Bencab’s choices in collecting acknowledge and give value to recent innovations and present-day creative talents of Cordilleran artists where other collectors, perhaps unknowingly, relegate Cordilleran culture to a frozen, distant past. Likewise, Bencab’s decisions to honor the traditional rituals give testament to his respect and admiration for the peoples of the Cordilleras whose cultures continue to thrive and change, and in whose communities he has chosen to build his museum and grow his forest.

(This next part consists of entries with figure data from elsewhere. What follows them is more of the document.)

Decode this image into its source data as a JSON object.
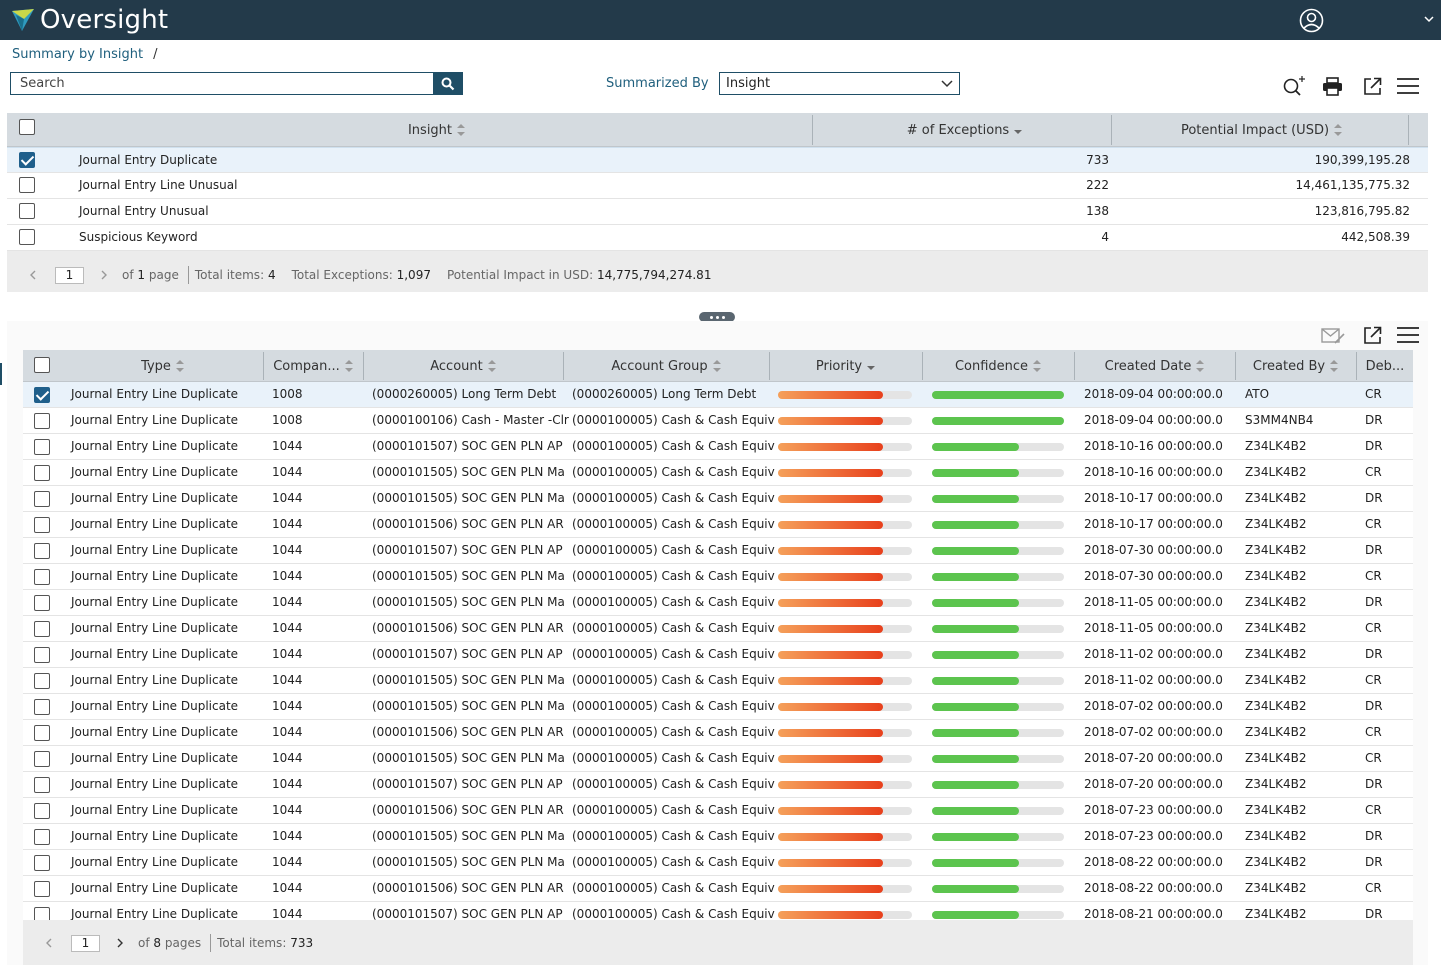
{
  "app": {
    "title": "Oversight"
  },
  "breadcrumb": {
    "link": "Summary by Insight",
    "sep": "/"
  },
  "search": {
    "placeholder": "Search"
  },
  "summarized": {
    "label": "Summarized By",
    "value": "Insight"
  },
  "upper": {
    "columns": {
      "insight": "Insight",
      "exceptions": "# of Exceptions",
      "impact": "Potential Impact (USD)"
    },
    "rows": [
      {
        "name": "Journal Entry Duplicate",
        "exceptions": "733",
        "impact": "190,399,195.28",
        "checked": true
      },
      {
        "name": "Journal Entry Line Unusual",
        "exceptions": "222",
        "impact": "14,461,135,775.32",
        "checked": false
      },
      {
        "name": "Journal Entry Unusual",
        "exceptions": "138",
        "impact": "123,816,795.82",
        "checked": false
      },
      {
        "name": "Suspicious Keyword",
        "exceptions": "4",
        "impact": "442,508.39",
        "checked": false
      }
    ],
    "pager": {
      "page": "1",
      "of_label": "of",
      "pages": "1",
      "page_word": "page",
      "total_items_label": "Total items:",
      "total_items": "4",
      "total_exc_label": "Total Exceptions:",
      "total_exc": "1,097",
      "impact_label": "Potential Impact in USD:",
      "impact": "14,775,794,274.81"
    }
  },
  "lower": {
    "columns": {
      "type": "Type",
      "company": "Compan...",
      "account": "Account",
      "group": "Account Group",
      "priority": "Priority",
      "confidence": "Confidence",
      "created_date": "Created Date",
      "created_by": "Created By",
      "debit": "Deb..."
    },
    "rows": [
      {
        "type": "Journal Entry Line Duplicate",
        "company": "1008",
        "account": "(0000260005) Long Term Debt",
        "group": "(0000260005) Long Term Debt",
        "priority": 0.78,
        "confidence": 1.0,
        "date": "2018-09-04 00:00:00.0",
        "by": "ATO",
        "dc": "CR",
        "checked": true
      },
      {
        "type": "Journal Entry Line Duplicate",
        "company": "1008",
        "account": "(0000100106) Cash - Master -Clr",
        "group": "(0000100005) Cash & Cash Equiv",
        "priority": 0.78,
        "confidence": 1.0,
        "date": "2018-09-04 00:00:00.0",
        "by": "S3MM4NB4",
        "dc": "DR",
        "checked": false
      },
      {
        "type": "Journal Entry Line Duplicate",
        "company": "1044",
        "account": "(0000101507) SOC GEN PLN AP",
        "group": "(0000100005) Cash & Cash Equiv",
        "priority": 0.78,
        "confidence": 0.66,
        "date": "2018-10-16 00:00:00.0",
        "by": "Z34LK4B2",
        "dc": "DR",
        "checked": false
      },
      {
        "type": "Journal Entry Line Duplicate",
        "company": "1044",
        "account": "(0000101505) SOC GEN PLN Ma",
        "group": "(0000100005) Cash & Cash Equiv",
        "priority": 0.78,
        "confidence": 0.66,
        "date": "2018-10-16 00:00:00.0",
        "by": "Z34LK4B2",
        "dc": "CR",
        "checked": false
      },
      {
        "type": "Journal Entry Line Duplicate",
        "company": "1044",
        "account": "(0000101505) SOC GEN PLN Ma",
        "group": "(0000100005) Cash & Cash Equiv",
        "priority": 0.78,
        "confidence": 0.66,
        "date": "2018-10-17 00:00:00.0",
        "by": "Z34LK4B2",
        "dc": "DR",
        "checked": false
      },
      {
        "type": "Journal Entry Line Duplicate",
        "company": "1044",
        "account": "(0000101506) SOC GEN PLN AR",
        "group": "(0000100005) Cash & Cash Equiv",
        "priority": 0.78,
        "confidence": 0.66,
        "date": "2018-10-17 00:00:00.0",
        "by": "Z34LK4B2",
        "dc": "CR",
        "checked": false
      },
      {
        "type": "Journal Entry Line Duplicate",
        "company": "1044",
        "account": "(0000101507) SOC GEN PLN AP",
        "group": "(0000100005) Cash & Cash Equiv",
        "priority": 0.78,
        "confidence": 0.66,
        "date": "2018-07-30 00:00:00.0",
        "by": "Z34LK4B2",
        "dc": "DR",
        "checked": false
      },
      {
        "type": "Journal Entry Line Duplicate",
        "company": "1044",
        "account": "(0000101505) SOC GEN PLN Ma",
        "group": "(0000100005) Cash & Cash Equiv",
        "priority": 0.78,
        "confidence": 0.66,
        "date": "2018-07-30 00:00:00.0",
        "by": "Z34LK4B2",
        "dc": "CR",
        "checked": false
      },
      {
        "type": "Journal Entry Line Duplicate",
        "company": "1044",
        "account": "(0000101505) SOC GEN PLN Ma",
        "group": "(0000100005) Cash & Cash Equiv",
        "priority": 0.78,
        "confidence": 0.66,
        "date": "2018-11-05 00:00:00.0",
        "by": "Z34LK4B2",
        "dc": "DR",
        "checked": false
      },
      {
        "type": "Journal Entry Line Duplicate",
        "company": "1044",
        "account": "(0000101506) SOC GEN PLN AR",
        "group": "(0000100005) Cash & Cash Equiv",
        "priority": 0.78,
        "confidence": 0.66,
        "date": "2018-11-05 00:00:00.0",
        "by": "Z34LK4B2",
        "dc": "CR",
        "checked": false
      },
      {
        "type": "Journal Entry Line Duplicate",
        "company": "1044",
        "account": "(0000101507) SOC GEN PLN AP",
        "group": "(0000100005) Cash & Cash Equiv",
        "priority": 0.78,
        "confidence": 0.66,
        "date": "2018-11-02 00:00:00.0",
        "by": "Z34LK4B2",
        "dc": "DR",
        "checked": false
      },
      {
        "type": "Journal Entry Line Duplicate",
        "company": "1044",
        "account": "(0000101505) SOC GEN PLN Ma",
        "group": "(0000100005) Cash & Cash Equiv",
        "priority": 0.78,
        "confidence": 0.66,
        "date": "2018-11-02 00:00:00.0",
        "by": "Z34LK4B2",
        "dc": "CR",
        "checked": false
      },
      {
        "type": "Journal Entry Line Duplicate",
        "company": "1044",
        "account": "(0000101505) SOC GEN PLN Ma",
        "group": "(0000100005) Cash & Cash Equiv",
        "priority": 0.78,
        "confidence": 0.66,
        "date": "2018-07-02 00:00:00.0",
        "by": "Z34LK4B2",
        "dc": "DR",
        "checked": false
      },
      {
        "type": "Journal Entry Line Duplicate",
        "company": "1044",
        "account": "(0000101506) SOC GEN PLN AR",
        "group": "(0000100005) Cash & Cash Equiv",
        "priority": 0.78,
        "confidence": 0.66,
        "date": "2018-07-02 00:00:00.0",
        "by": "Z34LK4B2",
        "dc": "CR",
        "checked": false
      },
      {
        "type": "Journal Entry Line Duplicate",
        "company": "1044",
        "account": "(0000101505) SOC GEN PLN Ma",
        "group": "(0000100005) Cash & Cash Equiv",
        "priority": 0.78,
        "confidence": 0.66,
        "date": "2018-07-20 00:00:00.0",
        "by": "Z34LK4B2",
        "dc": "CR",
        "checked": false
      },
      {
        "type": "Journal Entry Line Duplicate",
        "company": "1044",
        "account": "(0000101507) SOC GEN PLN AP",
        "group": "(0000100005) Cash & Cash Equiv",
        "priority": 0.78,
        "confidence": 0.66,
        "date": "2018-07-20 00:00:00.0",
        "by": "Z34LK4B2",
        "dc": "DR",
        "checked": false
      },
      {
        "type": "Journal Entry Line Duplicate",
        "company": "1044",
        "account": "(0000101506) SOC GEN PLN AR",
        "group": "(0000100005) Cash & Cash Equiv",
        "priority": 0.78,
        "confidence": 0.66,
        "date": "2018-07-23 00:00:00.0",
        "by": "Z34LK4B2",
        "dc": "CR",
        "checked": false
      },
      {
        "type": "Journal Entry Line Duplicate",
        "company": "1044",
        "account": "(0000101505) SOC GEN PLN Ma",
        "group": "(0000100005) Cash & Cash Equiv",
        "priority": 0.78,
        "confidence": 0.66,
        "date": "2018-07-23 00:00:00.0",
        "by": "Z34LK4B2",
        "dc": "DR",
        "checked": false
      },
      {
        "type": "Journal Entry Line Duplicate",
        "company": "1044",
        "account": "(0000101505) SOC GEN PLN Ma",
        "group": "(0000100005) Cash & Cash Equiv",
        "priority": 0.78,
        "confidence": 0.66,
        "date": "2018-08-22 00:00:00.0",
        "by": "Z34LK4B2",
        "dc": "DR",
        "checked": false
      },
      {
        "type": "Journal Entry Line Duplicate",
        "company": "1044",
        "account": "(0000101506) SOC GEN PLN AR",
        "group": "(0000100005) Cash & Cash Equiv",
        "priority": 0.78,
        "confidence": 0.66,
        "date": "2018-08-22 00:00:00.0",
        "by": "Z34LK4B2",
        "dc": "CR",
        "checked": false
      },
      {
        "type": "Journal Entry Line Duplicate",
        "company": "1044",
        "account": "(0000101507) SOC GEN PLN AP",
        "group": "(0000100005) Cash & Cash Equiv",
        "priority": 0.78,
        "confidence": 0.66,
        "date": "2018-08-21 00:00:00.0",
        "by": "Z34LK4B2",
        "dc": "DR",
        "checked": false
      }
    ],
    "pager": {
      "page": "1",
      "of_label": "of",
      "pages": "8",
      "page_word": "pages",
      "total_items_label": "Total items:",
      "total_items": "733"
    }
  },
  "icons": {
    "search": "search-icon",
    "add_search": "search-plus-icon",
    "print": "print-icon",
    "export": "external-link-icon",
    "menu": "hamburger-menu-icon",
    "email": "email-edit-icon",
    "user": "user-circle-icon"
  }
}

Across from the museum Bencab meticulously oversees the revival of a forest that once stood there. Hidden in the underbrush are the gigantic stumps of pine trees that were felled before Bencab bought the land. New pine seedlings have been planted around these stumps and all over the hill facing the museum. Bencab’s knowledge of the land is intimate. He knows which trees shelter beautiful, wild orchids in their high branches and he notes the emergence of new leaves throughout his property. Through this daily work in the land, his art, and his ritual engagement with the community, Bencab makes his place in the world here, in the quiet of Asin, Tuba.


The Bencab Museum is located on Km. 6, Asin Road, Tuba, Benguet. It is a 15-minute drive from Baguio City Center. The museum is open Tuesdays to Sundays from 9:00 AM to 5:00 PM. Last admission is at 4:30 PM. The general admission fee is P100. For students and senior citizens with a valid ID it is P80.